Штрихи к портрету современника, у которого с детства и по сей день я учился и продолжаю учиться жизни - страница 12



Исключительная преданность науке и честность для него были обязательны. Хорошо помню, как вначале «открытая» Б.В. Дерягиным «новая тяжелая» вода вызвала у А.Н. Фрумкина интерес. Он предлагал Дерягину, чтобы снять подозрения о связи эффектов «новой тяжелой» с загрязнениями, использовать воду высшей чистоты, которую умели получать в институте электрохимии. Тот считал это излишним. Я спросил Александра Наумовича, что он по этому поводу думает, и услышал:

– Есть два типа ученых. Одни ставят все новые и новые опыты, подтверждающие обнаруженный эффект и правильность его объяснения, довольствуются этим и не хотят ставить опыты, которые могли бы противоречить предложенному объяснению и, тем самым, опровергнуть его. Другие в первую очередь ставят опыты, которые могли бы опровергнуть предлагаемое объяснение с тем, чтобы убедиться – опровергнуть его невозможно и, следовательно, оно верно.

И добавил:

– К сожалению, Дерягин относится к первому.

Он читал, обсуждал и правил статьи сотрудников, но никогда не включал себя в число соавторов, несмотря на их просьбы, если в работе не было его существенного личного вклада. Его ученик Л.И. Кришталик на всю жизнь запомнил фразу, которую произнес Александр Наумович в ответ на его просьбу быть соавтором рассматриваемой работы: «Лев Исаевич, среди многих моих недостатков нет одного – я не подписываю чужие работы». Вспомним директора Института нефтехимического синтеза академика А.В. Топчиева, в библиографии которого насчитывается более 650 работ. Он подписывал все работы сотрудников института, даже не читая их, а зачастую, и не будучи знакомым с их авторами.

П.А. Ребиндер как-то с пафосом произнес:

– Фрумкин, конечно, первый физикохимик в СССР, а может быть, и во всем мире.

Александр Наумович первым физикохимиком считал Н.Н. Семенова, хотя и знал себе цену. Впрочем, просмотрев программу кандидатского экзамена по физической химии, который мне предстояло сдавать, он сказал; «Сейчас я ни за что не сдал бы экзамена по этой программе». Он не лукавил. Просто та глубина, с которой по его мнению следовало знать записанное в этой программе, вообще делала невозможным её освоение на уровне, достигнутом современной наукой. Я сдал экзамен, а после привел слова Фрумкина заведующему кафедрой физической химии в Военной академии химической защиты С.И. Скляренко. Он задумался и что-то пробормотал про себя. Я не расслышал.

Обстоятельность, вернее основательность были характерны для него при решении любого вопроса, организационного, человеческого, не только научного. Когда В.И. Спицын очищал российскую науку от евреев, я, оказавшись в числе других восьми уволенных из Института физической химии, обсуждал ситуацию с Александром Наумовичем. И тут я впервые понял, что мудрые люди вопросы человеческого бытия решают так же, как шахматисты за доской, когда обдумывают сложившуюся позицию. Прежде, чем принять решение и сделать какой-то шаг (беседа с противостоящей стороной, новая аргументация, компромисс, заявление, жалоба, обращение за помощью к третьему сильному и т. д.), вы должны просчитать возможные ответы противостоящей стороны и, соответственно, ваши дальнейшие действия в каждом случае и далее, и далее, и далее.
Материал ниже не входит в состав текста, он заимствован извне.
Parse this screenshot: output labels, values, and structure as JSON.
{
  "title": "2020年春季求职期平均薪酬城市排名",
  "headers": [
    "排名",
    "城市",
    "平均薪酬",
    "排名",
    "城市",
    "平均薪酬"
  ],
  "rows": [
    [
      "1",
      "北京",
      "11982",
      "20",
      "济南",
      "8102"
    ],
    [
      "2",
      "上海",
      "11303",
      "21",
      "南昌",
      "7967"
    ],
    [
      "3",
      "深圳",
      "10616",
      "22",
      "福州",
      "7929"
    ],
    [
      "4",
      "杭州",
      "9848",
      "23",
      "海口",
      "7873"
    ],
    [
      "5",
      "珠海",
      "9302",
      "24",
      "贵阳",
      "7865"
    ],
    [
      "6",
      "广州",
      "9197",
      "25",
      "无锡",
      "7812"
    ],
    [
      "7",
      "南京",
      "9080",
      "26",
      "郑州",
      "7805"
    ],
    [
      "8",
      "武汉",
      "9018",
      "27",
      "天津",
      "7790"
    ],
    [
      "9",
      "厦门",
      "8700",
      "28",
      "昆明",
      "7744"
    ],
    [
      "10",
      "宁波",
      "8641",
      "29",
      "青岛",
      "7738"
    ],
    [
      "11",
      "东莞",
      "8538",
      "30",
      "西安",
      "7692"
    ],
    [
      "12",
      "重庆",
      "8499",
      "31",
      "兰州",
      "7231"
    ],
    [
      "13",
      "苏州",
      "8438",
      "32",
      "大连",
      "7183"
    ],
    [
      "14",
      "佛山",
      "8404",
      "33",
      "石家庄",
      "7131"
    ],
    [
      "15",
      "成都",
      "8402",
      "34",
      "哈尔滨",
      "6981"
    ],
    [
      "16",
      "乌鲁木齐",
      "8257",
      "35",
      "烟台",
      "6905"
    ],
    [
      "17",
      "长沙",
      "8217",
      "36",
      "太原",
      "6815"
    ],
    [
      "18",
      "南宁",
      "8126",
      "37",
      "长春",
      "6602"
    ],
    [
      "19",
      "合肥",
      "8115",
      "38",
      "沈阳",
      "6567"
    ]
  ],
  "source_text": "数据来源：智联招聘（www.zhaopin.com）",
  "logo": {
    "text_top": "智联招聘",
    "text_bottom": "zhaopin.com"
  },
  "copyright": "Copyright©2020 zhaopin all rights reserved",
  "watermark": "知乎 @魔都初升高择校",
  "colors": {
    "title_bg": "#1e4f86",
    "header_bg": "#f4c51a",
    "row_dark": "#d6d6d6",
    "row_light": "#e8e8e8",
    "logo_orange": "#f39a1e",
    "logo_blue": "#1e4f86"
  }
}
Фрумкин владел этой игрой в жизнь. Он интересовался политикой, хорошо понимал ситуацию в стране, всегда спрашивал, какие политические новости я услышал от своего брата, известного диссидента, Юры Шихановича, рассказывал о своих беседах с главным уполномоченным Комитета госбезопасности по Академии. Тот произвел на него впечатление умного, всё понимающего и не обремененного идеологическими формальностями человека. Интересен в связи с этим эпизод, случившийся после празднования пятидесятилетия профессора В.С. Багоцкого у него дома. Жена Багоцкого и его дочь сочинили поэму о двух Володях (Сергеиче и Ильиче) и их путях в жизни. Сопоставление было, мягко говоря, острым. На следующий день Александр Наумович пригласил Багоцкого к себе в кабинет и спросил: «Не слишком ли рискованным было чтение этой остроумной поэмы?». Багоцкий ответил, что опасаться нечего, были только свои. И тогда Фрумкин рассказал ему анекдот.